In prosecutions resulting from the 1994 Heathrow tunnel collapse under the Health and Safety at Work etc. Act 1974, the judge (who had decided The Ikarian Reefer) commented on the shortcomings of the Health and Safety Executive's (HSE) expert evidence. The principal tunnelling expert, head of tunnelling at an engineering consultancy, had never before given expert evidence in a civil or criminal trial. After 2 days, the judge directed that the prosecution should identify those passages in the principal expert's report which emanated from the HSE. It transpired that 'extensive passages' in the report had been drafted by an HSE inspector; about 81 out of 122 pages of the main report contained contributions from HSE, 'sometimes extending to the whole of the page'. The whole of 2 appendices were drafted by the HSE inspector.

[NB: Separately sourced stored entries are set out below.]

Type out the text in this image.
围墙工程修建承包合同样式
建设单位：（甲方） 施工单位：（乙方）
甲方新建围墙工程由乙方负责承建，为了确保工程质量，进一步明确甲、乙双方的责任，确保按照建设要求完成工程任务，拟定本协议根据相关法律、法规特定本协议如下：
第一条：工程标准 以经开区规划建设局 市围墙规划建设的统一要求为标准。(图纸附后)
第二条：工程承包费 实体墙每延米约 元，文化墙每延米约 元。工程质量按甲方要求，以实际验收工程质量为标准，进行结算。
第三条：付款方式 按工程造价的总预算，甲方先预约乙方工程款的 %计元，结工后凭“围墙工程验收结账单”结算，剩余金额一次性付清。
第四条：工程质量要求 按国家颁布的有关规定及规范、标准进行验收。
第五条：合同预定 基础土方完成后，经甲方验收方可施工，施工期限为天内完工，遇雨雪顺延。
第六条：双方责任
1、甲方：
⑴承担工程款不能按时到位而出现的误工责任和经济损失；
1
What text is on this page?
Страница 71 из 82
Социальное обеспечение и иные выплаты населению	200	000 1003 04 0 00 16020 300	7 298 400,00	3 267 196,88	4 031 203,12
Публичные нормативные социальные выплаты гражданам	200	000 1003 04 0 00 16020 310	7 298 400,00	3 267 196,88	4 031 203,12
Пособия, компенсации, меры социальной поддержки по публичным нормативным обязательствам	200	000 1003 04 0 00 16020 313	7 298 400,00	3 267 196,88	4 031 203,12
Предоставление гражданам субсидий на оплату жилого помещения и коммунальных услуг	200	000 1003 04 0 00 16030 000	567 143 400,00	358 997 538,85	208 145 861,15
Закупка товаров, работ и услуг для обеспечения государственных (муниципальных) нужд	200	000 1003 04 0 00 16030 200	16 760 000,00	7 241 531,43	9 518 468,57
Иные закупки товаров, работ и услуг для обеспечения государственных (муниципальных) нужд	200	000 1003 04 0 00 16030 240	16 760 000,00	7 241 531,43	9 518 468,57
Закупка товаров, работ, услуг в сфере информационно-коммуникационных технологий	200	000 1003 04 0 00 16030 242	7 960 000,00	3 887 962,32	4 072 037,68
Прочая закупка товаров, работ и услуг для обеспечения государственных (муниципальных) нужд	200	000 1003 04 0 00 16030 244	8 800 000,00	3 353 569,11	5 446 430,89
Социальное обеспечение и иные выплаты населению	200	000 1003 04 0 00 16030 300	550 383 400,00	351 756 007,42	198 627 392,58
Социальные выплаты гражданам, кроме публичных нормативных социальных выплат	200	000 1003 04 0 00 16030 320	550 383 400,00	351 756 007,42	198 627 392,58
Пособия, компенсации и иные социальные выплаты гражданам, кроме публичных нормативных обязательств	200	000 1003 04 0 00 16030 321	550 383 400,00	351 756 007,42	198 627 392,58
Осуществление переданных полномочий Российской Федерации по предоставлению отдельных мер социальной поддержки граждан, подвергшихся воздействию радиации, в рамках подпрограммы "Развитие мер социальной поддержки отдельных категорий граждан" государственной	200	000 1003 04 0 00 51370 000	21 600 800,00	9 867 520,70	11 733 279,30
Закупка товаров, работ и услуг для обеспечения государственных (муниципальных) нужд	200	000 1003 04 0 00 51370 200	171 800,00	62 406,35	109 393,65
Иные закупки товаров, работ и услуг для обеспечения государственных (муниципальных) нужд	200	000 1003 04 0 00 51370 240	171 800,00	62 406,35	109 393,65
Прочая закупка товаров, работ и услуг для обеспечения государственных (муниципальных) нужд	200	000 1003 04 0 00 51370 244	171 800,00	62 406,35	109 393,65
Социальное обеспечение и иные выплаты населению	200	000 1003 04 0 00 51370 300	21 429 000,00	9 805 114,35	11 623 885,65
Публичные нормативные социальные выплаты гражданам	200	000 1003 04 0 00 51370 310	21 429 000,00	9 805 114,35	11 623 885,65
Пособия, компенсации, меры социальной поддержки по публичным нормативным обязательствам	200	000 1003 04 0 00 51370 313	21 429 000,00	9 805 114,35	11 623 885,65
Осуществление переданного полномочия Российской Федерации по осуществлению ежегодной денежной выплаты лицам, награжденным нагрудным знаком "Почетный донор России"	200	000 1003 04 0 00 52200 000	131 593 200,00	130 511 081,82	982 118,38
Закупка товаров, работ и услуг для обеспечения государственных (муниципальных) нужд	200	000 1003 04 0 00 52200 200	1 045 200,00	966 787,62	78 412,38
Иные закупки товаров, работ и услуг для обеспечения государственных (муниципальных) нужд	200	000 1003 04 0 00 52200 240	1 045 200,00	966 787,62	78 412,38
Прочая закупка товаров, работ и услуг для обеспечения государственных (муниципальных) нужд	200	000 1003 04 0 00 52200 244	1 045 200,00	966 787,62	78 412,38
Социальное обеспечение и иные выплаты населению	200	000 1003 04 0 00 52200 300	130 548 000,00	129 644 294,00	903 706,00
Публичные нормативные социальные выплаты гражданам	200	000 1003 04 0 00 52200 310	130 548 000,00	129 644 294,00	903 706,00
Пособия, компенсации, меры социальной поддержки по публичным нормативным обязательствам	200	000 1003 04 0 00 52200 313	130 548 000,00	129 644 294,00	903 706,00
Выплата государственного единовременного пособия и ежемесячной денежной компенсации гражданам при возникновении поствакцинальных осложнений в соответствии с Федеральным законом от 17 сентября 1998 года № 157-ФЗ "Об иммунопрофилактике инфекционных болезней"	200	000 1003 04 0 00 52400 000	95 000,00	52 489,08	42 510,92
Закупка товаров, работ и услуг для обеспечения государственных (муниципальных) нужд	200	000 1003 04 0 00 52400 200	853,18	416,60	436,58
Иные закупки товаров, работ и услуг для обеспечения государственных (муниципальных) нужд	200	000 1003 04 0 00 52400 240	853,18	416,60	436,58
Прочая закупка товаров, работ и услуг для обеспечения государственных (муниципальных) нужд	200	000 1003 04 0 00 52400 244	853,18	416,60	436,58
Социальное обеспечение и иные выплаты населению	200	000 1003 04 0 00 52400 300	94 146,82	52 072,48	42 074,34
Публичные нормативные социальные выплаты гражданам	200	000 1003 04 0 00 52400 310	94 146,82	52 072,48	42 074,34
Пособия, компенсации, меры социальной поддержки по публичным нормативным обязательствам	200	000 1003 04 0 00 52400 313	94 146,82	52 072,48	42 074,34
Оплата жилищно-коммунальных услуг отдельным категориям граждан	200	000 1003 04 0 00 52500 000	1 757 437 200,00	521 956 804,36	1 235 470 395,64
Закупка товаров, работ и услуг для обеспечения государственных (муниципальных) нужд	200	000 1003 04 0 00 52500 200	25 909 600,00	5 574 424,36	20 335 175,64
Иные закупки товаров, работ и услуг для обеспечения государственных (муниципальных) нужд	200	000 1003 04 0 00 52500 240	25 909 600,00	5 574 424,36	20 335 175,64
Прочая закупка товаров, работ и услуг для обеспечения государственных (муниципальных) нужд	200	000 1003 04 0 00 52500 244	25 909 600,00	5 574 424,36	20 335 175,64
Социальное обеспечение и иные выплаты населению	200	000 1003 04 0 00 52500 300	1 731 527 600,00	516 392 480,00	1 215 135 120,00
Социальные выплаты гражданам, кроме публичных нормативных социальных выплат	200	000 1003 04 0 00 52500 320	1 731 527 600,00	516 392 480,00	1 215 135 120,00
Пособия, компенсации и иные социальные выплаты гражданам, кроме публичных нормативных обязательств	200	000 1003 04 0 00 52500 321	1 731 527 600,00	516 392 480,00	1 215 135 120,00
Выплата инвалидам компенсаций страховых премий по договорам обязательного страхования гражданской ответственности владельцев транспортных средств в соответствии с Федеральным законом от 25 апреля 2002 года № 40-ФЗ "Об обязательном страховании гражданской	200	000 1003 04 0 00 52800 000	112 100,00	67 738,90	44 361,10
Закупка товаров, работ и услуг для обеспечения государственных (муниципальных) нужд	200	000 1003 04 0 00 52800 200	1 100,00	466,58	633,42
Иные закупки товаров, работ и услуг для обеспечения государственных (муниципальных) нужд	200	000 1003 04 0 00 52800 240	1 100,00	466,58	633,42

On the fourth day of the trial, the prosecution informed the court that it would no longer rely on the evidence of its principal expert. The court blamed the HSE for failing to give clear instructions to its staff 'as to the correct interface between a prosecuting authority and an expert witness' and the expert's failure 'to understand the duties and responsibilities of expert witnesses in criminal cases'. Although there was sufficient other evidence to secure a conviction, the judge made 'substantially reduced orders for costs against the defendants' to reflect the amount of trouble and expense caused to them by the flawed report.